I have some questions for drupal experts here. It's the first time i'm using drupal. I have to make a website with multi-language support and "multiple access". What I mean with "multiple access" is that I need to have different content based on the visitor status. If he is a professional he will have access to different content and menu items. Whereas if he is not a professional he won't have access to this.

So, when users will come to this website, they will have to select their access : professional or non professional and their language. Those users have to be anonymous, they don't have to log in.

Can I do this with drupal ? Is there any advice you can give me ?

The simple solution I got so far is to have two differents drupal website (separate database) and have a simple web page where I have links to those drupal site. Is this the best solution ?

Thanks a lot for your advices.

Sorry for bad english. I'm french.

Comments

Aerodynamo’s picture

Someone can correct me if I am wrong in saying this, but when you set up account permission on your site, you'll be setting up any sort of user roles that you'd like. For example, on my site, I have anonymous (those who haven't registered), members, moderators, and administrators. Each one has various permissions, meaning they all see different content (with the use of helpful, FREE modules).

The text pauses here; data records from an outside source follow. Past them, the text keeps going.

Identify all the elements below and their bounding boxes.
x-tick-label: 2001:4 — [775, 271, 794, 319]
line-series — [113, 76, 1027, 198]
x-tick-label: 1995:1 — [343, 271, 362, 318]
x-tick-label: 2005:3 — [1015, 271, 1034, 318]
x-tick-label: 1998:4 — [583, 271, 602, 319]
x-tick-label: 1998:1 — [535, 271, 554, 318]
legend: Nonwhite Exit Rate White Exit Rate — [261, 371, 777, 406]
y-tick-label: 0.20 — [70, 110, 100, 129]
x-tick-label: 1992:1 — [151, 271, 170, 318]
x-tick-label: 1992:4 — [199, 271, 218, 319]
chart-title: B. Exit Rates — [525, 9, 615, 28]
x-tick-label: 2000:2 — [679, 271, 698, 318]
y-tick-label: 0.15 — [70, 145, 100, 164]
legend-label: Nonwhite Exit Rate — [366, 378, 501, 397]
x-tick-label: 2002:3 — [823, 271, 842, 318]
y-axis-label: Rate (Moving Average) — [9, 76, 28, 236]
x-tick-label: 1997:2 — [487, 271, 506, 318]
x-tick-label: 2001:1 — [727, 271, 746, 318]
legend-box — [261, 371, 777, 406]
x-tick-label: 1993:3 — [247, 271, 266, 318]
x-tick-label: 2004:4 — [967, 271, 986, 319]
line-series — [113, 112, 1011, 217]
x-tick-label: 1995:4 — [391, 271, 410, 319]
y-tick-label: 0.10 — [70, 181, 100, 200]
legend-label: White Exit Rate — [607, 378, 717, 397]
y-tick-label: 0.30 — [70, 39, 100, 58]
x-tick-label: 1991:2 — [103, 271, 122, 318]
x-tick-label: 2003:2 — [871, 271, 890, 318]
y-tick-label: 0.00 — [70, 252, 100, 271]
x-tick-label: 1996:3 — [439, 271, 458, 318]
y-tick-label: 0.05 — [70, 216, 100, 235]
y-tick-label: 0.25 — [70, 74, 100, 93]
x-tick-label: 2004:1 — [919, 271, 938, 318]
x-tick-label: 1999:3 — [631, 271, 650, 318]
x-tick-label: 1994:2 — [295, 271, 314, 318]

It sounds like you'll have to get your professionals to register to the site, which is the easy way to do it. You can add modules to the website that will make it so when someone registers, they don't have to go through a lengthy process of playing e-mail tag and validating and etc., but simply entering a name and a password and connecting.

There may be workarounds, but this is the way I would do it.

CAZephyr’s picture

What you're looking for seems relatively straight forward. You have different choices, and depending on your priorities, you may prefer one over another.
Displaying different content for your users can be done from user action, or from user status. For registered users you can assign a role (such as professional or non), and the user would not be allowed to see content they are not cleared for. However, you indicated that the users in question are anonymous visitors, which means roles are out of the question. Letting the user select his status is also easy enough, but it can't be enforced (i.e. there is no way to prevent a user from selecting the wrong status).
Either can easily be done from within Drupal. For that matter, your simple solution is also easily accomplished in Drupal.
You could set up separate sections within your website. (If you wanted to, you could pull data from different dabases.) And then have a very simple front page that just has a few simple controls to chose the status to guide you to the section.

You have a better idea than I do about how complex you see your website getting in the future. If you would like to set things up as separate websites (with or without different databases), you could. If you want to keep everything is one one website and have the front page link you to the right content, you can do that too.

Good luck.

WorldFallz’s picture

Whereas if he is not a professional he won't have access to this.

You realize there is no way to enforce this reliably with anonymous access (ie not logging in) unless you plan on doing some type of ip access control, right?